Given an invertible symmetric matrix $M$, is there a way to determine whether it can be written as $$M = a v v^T + b \mathrm{I}$$ for some scalars $a,b \neq 0$ and a vector $v$? I'm given matrix $M$ and want to find $a, b$ and $v$.

Answer 1

If $M$ is an $n\times n$ matrix of the form $M=avv^T+bI$, then $M$ is clearly symmetric and we may always suppose that $v^Tv=1$, by replacing $v$ with $v'=(v^Tv)^{-1/2}v$, and $a$ with $a'= (v^Tv)a$.
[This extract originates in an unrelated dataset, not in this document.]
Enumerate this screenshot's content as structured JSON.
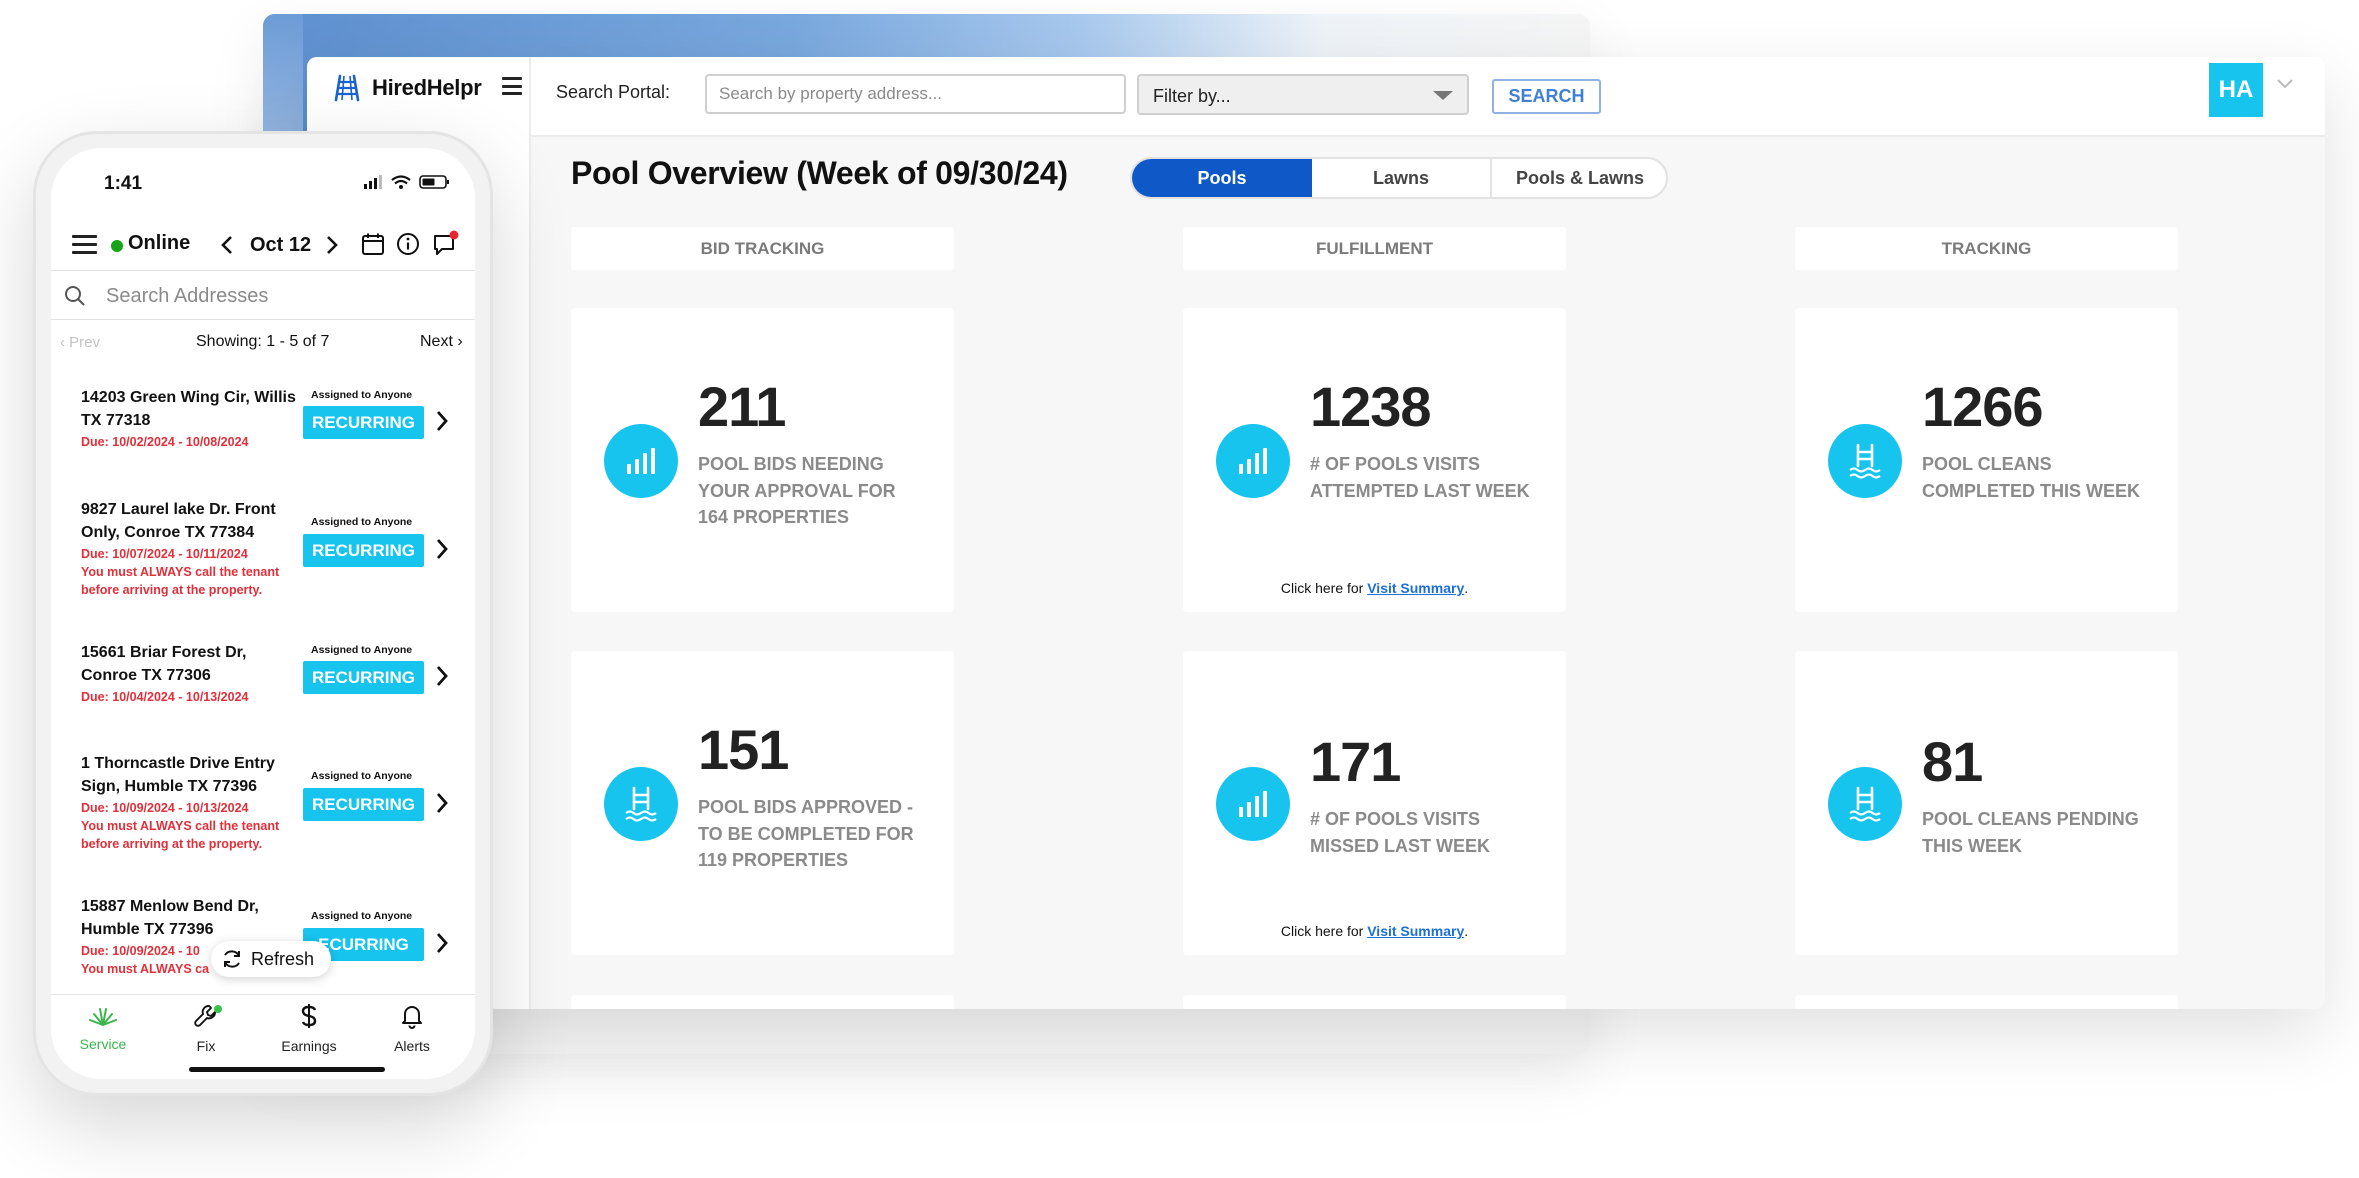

Assuming henceforth that $v^Tv=1$, observe that $$ Mv=avv^Tv+bv = (a+b)v, $$ and that, for every vector $u$ perpendicular to $v$, we have $$ Mu=avv^Tu+bu = bu. $$ Therefore the spectrum of $M$ coincides with $\{a+b,b\}$, where the multiplicity of $a+b$ is $1$ (provided $a\neq 0$), and the multiplicity of $b$ is $n-1$.

Conversely, every symmetric matrix whose spectrum consists of exactly two points, say $\lambda _1$ and $\lambda _2$, with multiplicities 1 and $n-1$, respectively, may be written as $$ M=avv^T+bI, $$ where $b$ is the spectral value with multiplicity $n-1$, namely $b=\lambda _2$, and $a=\lambda _1-\lambda _2$. Finally, $v$ is any unit eigenvector associated to $\lambda _1$.